The advantages of OSGi is that it gives you runtime support for modularity. This allows you to do things like enforcing module relationships at runtime, deploy different versions of a module alongside each other, hot deploy modules to a running application, and enforce module encapsulation. These are all things that standard Java cannot do. At the end of Chapter 3 (download link for this chapter available below), I provide an example that demonstrates how you cannot enforce module encapsulation using standard Java. Then, I show how you can enforce module encapsulation using OSGi. Personally, it's one of my favorite examples. Other favorites of mine include the reference implementation in Chapter 7, the Manage Relationships sample code (inverting and eliminating relationships), the Acyclic Relationships sample code (escalation, demotion, callback)...Ok...I like several of the examples, including Part 3 where I show how to take a system that's designed using the patterns and port it to OSGi. It was just so easy to do and you realize the benefits immediately.

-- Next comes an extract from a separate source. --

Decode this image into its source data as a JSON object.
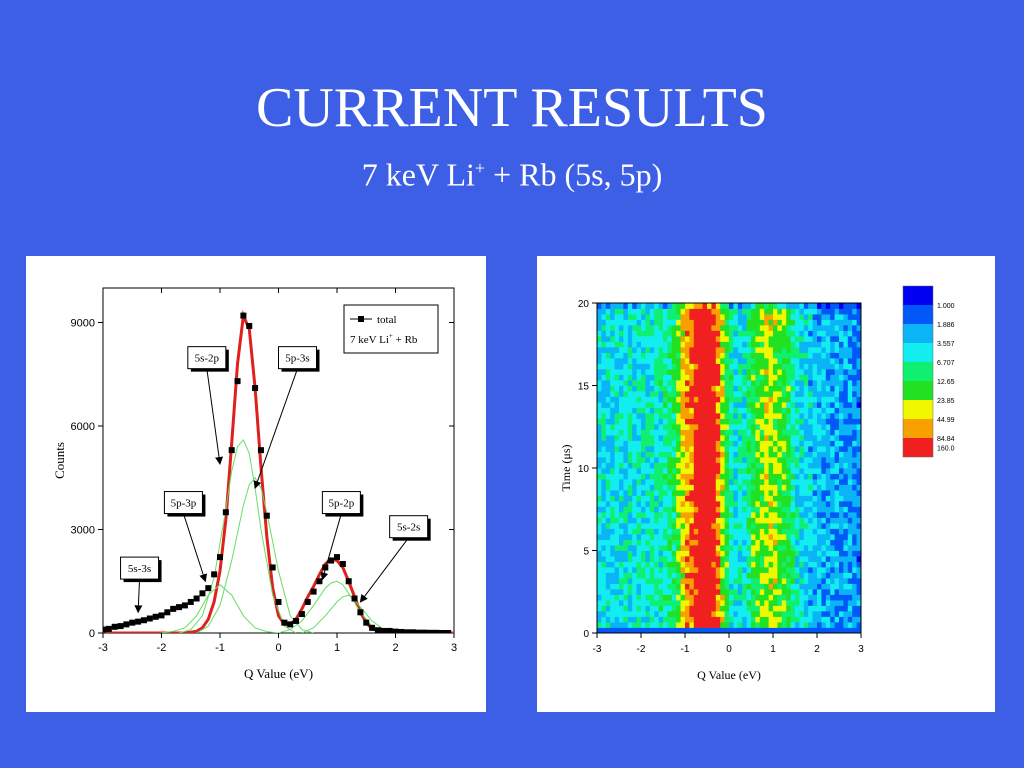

In general, runtime support for modularity makes it easier to design modular software since the runtime container enforces your design time constructs. To design modular software without a runtime container, you have to employ other tools (i.e., JarAnalyzer in the book) and techniques (i.e., Levelize Build) to enforce modularity. I'd argue that if you don't already have a modular application, you should focus your efforts on modularizing the application first. Then, start using OSGi. Using OSGi if you don't have a modular application won't provide you all the benefits OSGi offers.
Visit the book's website at modularity.kirkk.com where you can review all 18 patterns and download an excerpt of the book. There is also a mobile web application available that you can take with you wherever you go.
Joined: Apr 23, 2008
Thank you, Kirk.
Those all things are very interesting and you have awakened my curiosity about OSGi and what it can provide to my job.